Charlie’s research in T cell immunology was wide ranging and he was particularly adept at analysing T cell function in vivo. Here, his protean interests involved topics as diverse as T cell differentiation in thymus reaggregation cultures, lack of self- tolerance in xenogenic chimeras, and re-entry of T cells to the thymus – on all of which he published articles in excellent journals. These in vivo studies culminated in his important discovery that “homeostatic” proliferation of naïve T cells during lymphopenia is controlled by raised levels of IL-7 and is directed to self MHC ligands, including the same ligands that led to positive selection in the thymus. He also had a special talent for histology, as indicated by his influential early Nature paper where he pioneered the use of TUNEL staining for demonstrating cell death by apoptosis during thymic selection. In his later career, his decision to focus his lab in Pohang on the influence of gut commensals on T cell homeostasis was beautifully christened by his recent paper in Science on the role of food and microbial antigens in stimulating local Treg cell generation.

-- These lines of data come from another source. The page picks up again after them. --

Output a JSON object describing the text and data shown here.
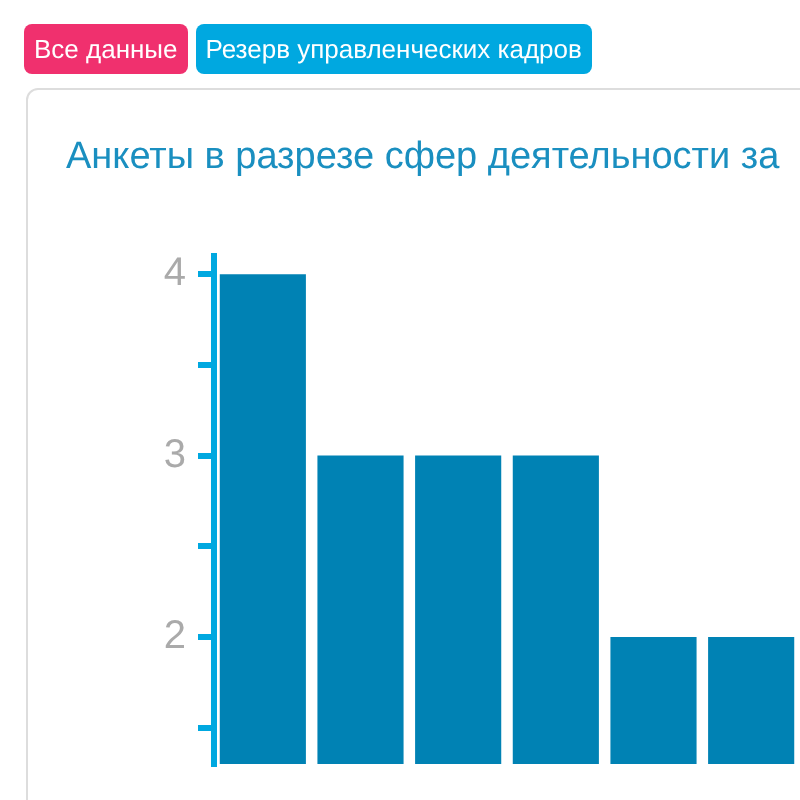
{
  "chart_data": {
    "type": "bar",
    "title": "Анкеты в разрезе сфер деятельности за",
    "annotations": [
      "Все данные",
      "Резерв управленческих кадров"
    ],
    "categories": [
      null,
      null,
      null,
      null,
      null,
      null
    ],
    "values": [
      4,
      3,
      3,
      3,
      2,
      2
    ],
    "color": "#0082b4",
    "ylim": [
      1.3,
      4.1
    ],
    "yticks": [
      {
        "value": 1.5,
        "label": null
      },
      2,
      {
        "value": 2.5,
        "label": null
      },
      3,
      {
        "value": 3.5,
        "label": null
      },
      4
    ],
    "grid": false,
    "legend": false
  }
}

His leadership in this fertile field will be deeply missed.

Charlie was an active member of the AAI and regularly attended the annual meetings, where he was a president’s symposium and major symposium speaker. He served as a member of the AAI Program Committee and as an abstract programming chair. He taught at the AAI Advanced Immunology Course and served as an associate editor for The Journal of Immunology.

Charlie’s many contributions to basic T cell immunology have been highly influential. His work is especially marked by an impressive blend of creativity, insight, and thoroughness. In conversation, his quiet, intense enthusiasm for science was engaging; indeed it was Charlie’s “boundless energy” in the lab that convinced Eric Gershwin to initially accept him as a graduate student. Charlie’s energy apparently also extended to pre-dawn golf where he dutifully helped Eric with “retrieving my balls in the bushes.” I will remember Charlie as the ideal postdoc: hard-working and inventive, but also kind and considerate too, using admirable tact to convince his boss to change some of his fixed ideas. To his colleagues, Charlie was always fun to be with, someone to really look forward to meeting at a conference and then to wind down with later at dinner, often along with an excellent pinot noir from his cellar, to be savoured during deep discussions on the pros and cons of anergy, the curse of the third reviewer, how to control a fade, and so on…

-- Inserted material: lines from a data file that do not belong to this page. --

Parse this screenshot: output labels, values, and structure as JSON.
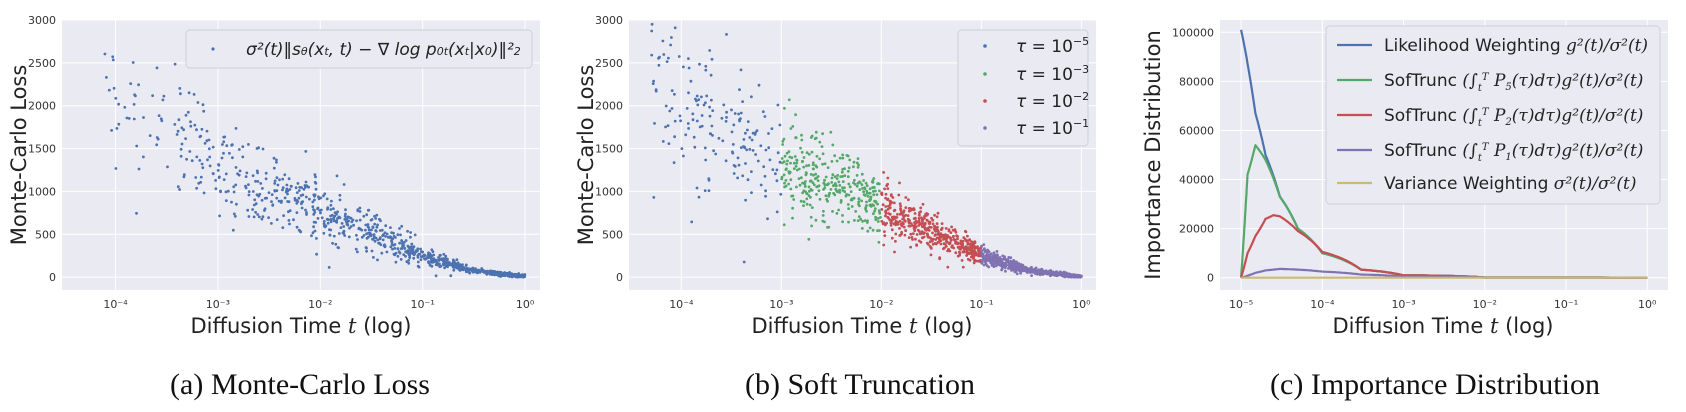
{
  "captions": [
    "(a) Monte-Carlo Loss",
    "(b) Soft Truncation",
    "(c) Importance Distribution"
  ],
  "chart_data": [
    {
      "type": "scatter",
      "xlabel": "Diffusion Time t (log)",
      "ylabel": "Monte-Carlo Loss",
      "xscale": "log",
      "xlim": [
        3e-05,
        1.4
      ],
      "ylim": [
        -150,
        3000
      ],
      "yticks": [
        0,
        500,
        1000,
        1500,
        2000,
        2500,
        3000
      ],
      "xticks": [
        "10^-4",
        "10^-3",
        "10^-2",
        "10^-1",
        "10^0"
      ],
      "grid": true,
      "legend": {
        "placement": "top-right",
        "entries": [
          "σ²(t)‖s_θ(x_t,t) − ∇ log p_0t(x_t|x_0)‖²₂"
        ]
      },
      "trend": {
        "x": [
          5e-05,
          0.0001,
          0.001,
          0.01,
          0.1,
          0.3,
          1.0
        ],
        "y": [
          2400,
          2050,
          1300,
          800,
          250,
          80,
          5
        ]
      },
      "series": [
        {
          "x_range": [
            5e-05,
            1.0
          ],
          "color": "#4c72b0"
        }
      ]
    },
    {
      "type": "scatter",
      "xlabel": "Diffusion Time t (log)",
      "ylabel": "Monte-Carlo Loss",
      "xscale": "log",
      "xlim": [
        3e-05,
        1.4
      ],
      "ylim": [
        -150,
        3000
      ],
      "yticks": [
        0,
        500,
        1000,
        1500,
        2000,
        2500,
        3000
      ],
      "xticks": [
        "10^-4",
        "10^-3",
        "10^-2",
        "10^-1",
        "10^0"
      ],
      "grid": true,
      "legend": {
        "placement": "top-right"
      },
      "trend": {
        "x": [
          5e-05,
          0.0001,
          0.001,
          0.01,
          0.1,
          0.3,
          1.0
        ],
        "y": [
          2400,
          2050,
          1300,
          800,
          250,
          80,
          5
        ]
      },
      "series": [
        {
          "name": "τ = 10^-5",
          "x_range": [
            5e-05,
            0.001
          ],
          "color": "#4c72b0"
        },
        {
          "name": "τ = 10^-3",
          "x_range": [
            0.001,
            0.01
          ],
          "color": "#55a868"
        },
        {
          "name": "τ = 10^-2",
          "x_range": [
            0.01,
            0.1
          ],
          "color": "#c44e52"
        },
        {
          "name": "τ = 10^-1",
          "x_range": [
            0.1,
            1.0
          ],
          "color": "#8172b2"
        }
      ]
    },
    {
      "type": "line",
      "xlabel": "Diffusion Time t (log)",
      "ylabel": "Importance Distribution",
      "xscale": "log",
      "xlim": [
        5.5e-06,
        1.8
      ],
      "ylim": [
        -5000,
        105000
      ],
      "yticks": [
        0,
        20000,
        40000,
        60000,
        80000,
        100000
      ],
      "xticks": [
        "10^-5",
        "10^-4",
        "10^-3",
        "10^-2",
        "10^-1",
        "10^0"
      ],
      "grid": true,
      "legend": {
        "placement": "top-right"
      },
      "series": [
        {
          "name": "Likelihood Weighting g²(t)/σ²(t)",
          "color": "#4c72b0",
          "x": [
            1e-05,
            1.5e-05,
            2e-05,
            3e-05,
            5e-05,
            0.0001,
            0.0003,
            0.001,
            0.01,
            1.0
          ],
          "y": [
            101000,
            67000,
            50000,
            33000,
            20000,
            10000,
            3300,
            1000,
            100,
            0
          ]
        },
        {
          "name": "SofTrunc (∫_t^T P₅(τ)dτ)g²(t)/σ²(t)",
          "color": "#55a868",
          "x": [
            1e-05,
            1.2e-05,
            1.5e-05,
            2e-05,
            3e-05,
            5e-05,
            0.0001,
            0.0003,
            0.001,
            0.01,
            1.0
          ],
          "y": [
            0,
            42000,
            54000,
            48000,
            33000,
            20000,
            10000,
            3300,
            1000,
            100,
            0
          ]
        },
        {
          "name": "SofTrunc (∫_t^T P₂(τ)dτ)g²(t)/σ²(t)",
          "color": "#c44e52",
          "x": [
            1e-05,
            1.2e-05,
            1.5e-05,
            2e-05,
            2.5e-05,
            3e-05,
            5e-05,
            0.0001,
            0.0003,
            0.001,
            0.01,
            1.0
          ],
          "y": [
            0,
            10000,
            17000,
            24000,
            25500,
            25000,
            19000,
            10500,
            3300,
            1000,
            100,
            0
          ]
        },
        {
          "name": "SofTrunc (∫_t^T P₁(τ)dτ)g²(t)/σ²(t)",
          "color": "#8172b2",
          "x": [
            1e-05,
            1.5e-05,
            2e-05,
            3e-05,
            5e-05,
            0.0001,
            0.0003,
            0.001,
            0.01,
            1.0
          ],
          "y": [
            0,
            2000,
            3000,
            3600,
            3300,
            2500,
            1300,
            500,
            60,
            0
          ]
        },
        {
          "name": "Variance Weighting σ²(t)/σ²(t)",
          "color": "#ccb974",
          "x": [
            1e-05,
            1.0
          ],
          "y": [
            1,
            1
          ]
        }
      ]
    }
  ]
}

Though a loyal friend to many of his colleagues, Charlie was closest to his family, especially to his beloved wife Helen and their three children. Many of us were privileged to share evenings in their home in San Diego, learning the delights of Korean cooking from Helen while Charlie opened another treasure from his cellar.

When he became ill, he showed great courage and determination in convincing his clinical colleagues to try yet another form of immunotherapy, but sadly with diminishing effect. It is a comfort to know he passed away peacefully at home surrounded by his family. He will be remembered with great respect and fondness.